Der Entscheidungsprozess in Krisensituationen gliedert sich in fünf idealtypische Phasen: Die wahrgenommene und bewertete Bedrohung ("Appraising the Challenge").

Wird eine Bedrohung als solche wahrgenommen, gilt es Alternativen zu deren Bewältigung zu suchen ("Surveying Alternatives").

Die erwogenen Alternativen werden anschließend bewertet ("Weighing Alternatives").
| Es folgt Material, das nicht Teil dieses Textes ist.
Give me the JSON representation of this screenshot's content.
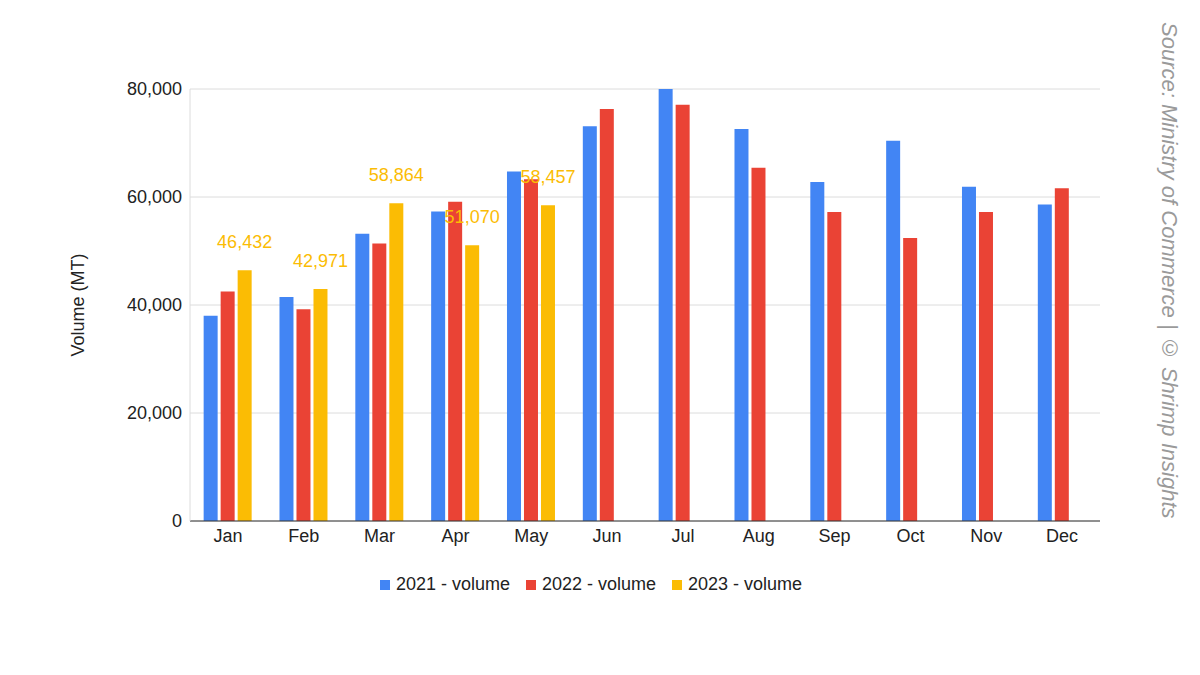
{
  "chart_data": {
    "type": "bar",
    "y_label": "Volume (MT)",
    "source": "Source: Ministry of Commerce | © Shrimp Insights",
    "categories": [
      "Jan",
      "Feb",
      "Mar",
      "Apr",
      "May",
      "Jun",
      "Jul",
      "Aug",
      "Sep",
      "Oct",
      "Nov",
      "Dec"
    ],
    "series": [
      {
        "name": "2021 - volume",
        "color": "#4285f4",
        "values": [
          38000,
          41500,
          53200,
          57300,
          64700,
          73100,
          80000,
          72600,
          62800,
          70400,
          61900,
          58600
        ]
      },
      {
        "name": "2022 - volume",
        "color": "#ea4335",
        "values": [
          42500,
          39200,
          51400,
          59100,
          63300,
          76300,
          77100,
          65400,
          57200,
          52400,
          57200,
          61600
        ]
      },
      {
        "name": "2023 - volume",
        "color": "#fbbc04",
        "data_labels": true,
        "values": [
          46432,
          42971,
          58864,
          51070,
          58457,
          null,
          null,
          null,
          null,
          null,
          null,
          null
        ],
        "value_labels": [
          "46,432",
          "42,971",
          "58,864",
          "51,070",
          "58,457",
          null,
          null,
          null,
          null,
          null,
          null,
          null
        ]
      }
    ],
    "ylim": [
      0,
      80000
    ],
    "yticks": [
      0,
      {
        "value": 20000,
        "label": "20,000"
      },
      {
        "value": 40000,
        "label": "40,000"
      },
      {
        "value": 60000,
        "label": "60,000"
      },
      {
        "value": 80000,
        "label": "80,000"
      }
    ],
    "grid": true,
    "legend": "bottom"
  }
}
Bevor die beste Alternative realisiert und kommuniziert wird, ist die damit einzugehende Verpflichtung zu analysieren ("Deliberating about Commitment").

Der letzte Schritt besteht darin, den eingeschlagenen Kurs trotz eines eventuellen Feedbacks beizubehalten ("Adhering despite Negative Feedback"). Dieser Phase kommt im Skandalfall insofern besondere Relevanz zu, als die Interessen der involvierten Teilnehmer derart vielschichtig sind, dass eine Lösung in Form eines allseits befürworteten Kompromisses in den meisten Fällen unrealistisch ist.

Aus der Empirie geht klar hervor, dass Unternehmen zwar Vorsorge treffen können, dass aber Skandale nicht verhindert werden können. Die Finanzbranche muss sich dessen bewusst sein und deshalb proaktiv alle notwendigen Vorkehrungen für den Fall des Falles treffen (wie dafür einen Krisenstab vorsehen), potenzielle Skandale frühzeitig erkennen und bereits im Vorfeld einer Gefahr reagieren, um diese Herausforderung positiv zu bewältigen.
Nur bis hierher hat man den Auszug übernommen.